Dov-Ber Kerler
Dr. Alice Field Cohn Chair in Yiddish Studies - 2001
A native of Moscow, Dov-Ber Kerler graduated from the Hebrew University of Jerusalem in 1983 (joint honors BA in Yiddish Literature and General and Indo-European Linguistics) and received his D.Phil. in Yiddish philology from the University of Oxford in 1989.
At Oxford University Professor Kerler was appointed Junior Research Fellow in 1986 and later a Senior Fellow and Lecturer at the Oxford Centre for Hebrew and Jewish Studies and the Faculty of Medieval and Modern Languages, where taught undergraduates and graduate courses and supervised graduate students on various aspects of Yiddish literature, cultural history, Yiddish linguistics, sociolinguistics, and Yiddish in the Soviet Union. He was also instrumental in organizing and co-directing the intensive Oxford summer Programs of Yiddish language and literature (1984-1996) and the new Yiddish language and culture summer course at the University of Vilnius (1997-1998).

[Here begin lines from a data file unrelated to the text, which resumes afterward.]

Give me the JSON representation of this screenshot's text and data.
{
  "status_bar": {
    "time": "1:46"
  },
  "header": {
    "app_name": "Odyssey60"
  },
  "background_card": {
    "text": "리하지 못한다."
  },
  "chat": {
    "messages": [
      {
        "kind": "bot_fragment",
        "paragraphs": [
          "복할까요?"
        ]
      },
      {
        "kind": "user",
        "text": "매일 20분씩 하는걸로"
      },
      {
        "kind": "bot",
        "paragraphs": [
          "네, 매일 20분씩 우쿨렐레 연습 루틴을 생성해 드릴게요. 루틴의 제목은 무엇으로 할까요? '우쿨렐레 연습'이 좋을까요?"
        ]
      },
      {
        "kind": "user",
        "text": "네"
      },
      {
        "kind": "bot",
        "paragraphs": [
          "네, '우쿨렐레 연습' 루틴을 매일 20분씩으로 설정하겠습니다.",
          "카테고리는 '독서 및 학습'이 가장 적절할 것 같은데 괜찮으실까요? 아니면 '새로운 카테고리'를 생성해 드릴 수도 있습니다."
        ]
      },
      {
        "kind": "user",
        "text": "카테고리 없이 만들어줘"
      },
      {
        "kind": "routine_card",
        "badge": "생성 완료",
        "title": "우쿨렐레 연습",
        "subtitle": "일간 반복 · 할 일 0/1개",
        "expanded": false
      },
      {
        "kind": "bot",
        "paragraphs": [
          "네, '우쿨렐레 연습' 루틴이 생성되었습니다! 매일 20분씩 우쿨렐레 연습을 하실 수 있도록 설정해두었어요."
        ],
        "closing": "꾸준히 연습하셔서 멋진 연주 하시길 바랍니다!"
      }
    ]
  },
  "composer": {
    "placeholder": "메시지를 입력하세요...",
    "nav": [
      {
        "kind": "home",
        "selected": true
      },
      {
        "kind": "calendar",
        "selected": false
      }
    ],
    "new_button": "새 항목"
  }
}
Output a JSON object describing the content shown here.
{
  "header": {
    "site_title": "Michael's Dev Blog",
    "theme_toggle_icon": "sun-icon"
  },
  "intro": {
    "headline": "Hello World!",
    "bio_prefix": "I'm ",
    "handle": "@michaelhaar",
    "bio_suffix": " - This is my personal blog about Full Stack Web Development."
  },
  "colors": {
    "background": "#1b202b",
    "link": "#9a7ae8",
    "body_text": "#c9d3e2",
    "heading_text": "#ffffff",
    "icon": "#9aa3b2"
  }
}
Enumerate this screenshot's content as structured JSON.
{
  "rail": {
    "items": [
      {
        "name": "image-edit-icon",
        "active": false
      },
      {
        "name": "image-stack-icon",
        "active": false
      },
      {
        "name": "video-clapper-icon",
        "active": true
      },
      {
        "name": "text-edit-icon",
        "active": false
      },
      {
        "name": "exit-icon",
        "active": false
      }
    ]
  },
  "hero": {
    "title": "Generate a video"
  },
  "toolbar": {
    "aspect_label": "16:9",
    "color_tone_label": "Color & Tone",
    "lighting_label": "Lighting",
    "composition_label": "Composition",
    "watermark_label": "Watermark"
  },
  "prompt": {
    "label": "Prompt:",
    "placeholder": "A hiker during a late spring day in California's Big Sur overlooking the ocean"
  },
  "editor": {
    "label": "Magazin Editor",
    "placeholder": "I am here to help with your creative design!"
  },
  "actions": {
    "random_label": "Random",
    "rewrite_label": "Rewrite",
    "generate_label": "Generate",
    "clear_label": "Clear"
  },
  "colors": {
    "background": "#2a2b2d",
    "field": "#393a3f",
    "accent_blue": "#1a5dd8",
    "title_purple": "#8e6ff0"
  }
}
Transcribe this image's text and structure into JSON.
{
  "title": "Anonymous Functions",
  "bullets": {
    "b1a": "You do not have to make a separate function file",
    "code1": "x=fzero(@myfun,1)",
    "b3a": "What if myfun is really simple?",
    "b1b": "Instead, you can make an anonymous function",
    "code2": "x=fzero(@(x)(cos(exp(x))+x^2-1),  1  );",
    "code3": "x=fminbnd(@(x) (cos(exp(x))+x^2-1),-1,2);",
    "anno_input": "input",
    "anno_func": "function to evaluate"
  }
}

Professor Kerler joined IU as Dr. Alice Field Cohn Chair in Yiddish Studies in 2001.
Dov-Ber Kerler's research interests include history, dialectology, sociology and the linguistic analysis of Yiddish; history of Yiddish literature and culture, modern Yiddish poetry; Yiddish-Slavic linguistic and cultural contacts; Yiddish and modern Israeli Hebrew (Ivrit). His publications include the edited volumes History of Yiddish Studies (Harwood Academic Publishers, 1991) and Politics of Yiddish; Studies in Language, Literature, and Society (AltaMira Press, 1998). He also co-edited together with his father, the Yiddish poet and editor, Josef Kerler (1918-2000), four volumes of the Yiddish annual for literature and culture, entitled Yerushalaimer Almanakh, Annual for Yiddish Literature, Scholarship, and Culture (Jerusalem, 1993-1998), and together with Professor Dovid Katz three volumes of Yiddish scholarship, entitled Oksforder Yidish: A Yearbook of Yiddish Studies (1990-1995). His book, The Origins of Modern Literary Yiddish, appeared in 1999 (Clarendon Press, Oxford). Most recently, he edited and published Yerusholaimer Almanakh, periodical collection of Yiddish language and culture (Jerusalem, 2003).
In 1997 Dov-Ber Kerler was awarded, together with Josef Kerler, the Dovid Hofstein Prize for Yiddish Literature (Israeli Association of Yiddish Writers and Journalists, Tel Aviv), for editing Yerushalaimer Almanakh, and in 1999 the European Science Foundation Grant (Strasbourg), which enabled him to organize together with Dr Joel Berkowitz the First Academic Conference on Yiddish Drama and Performing Arts at Oxford University and the Oxford Centre for Hebrew and Jewish Studies (June 29-July 2, 1999).
In 1996 Professor Kerler also published two volumes of Yiddish poetry, under the pen-name Boris Karloff, entitled Vu mit an alef ("Where with an Aleph," Three Sisters Press, Wales) and, together with Josef Kerler, Shpigl-ksav ("Words in a Mirror", Yerusholaymer Almanach Press, Jerusalem).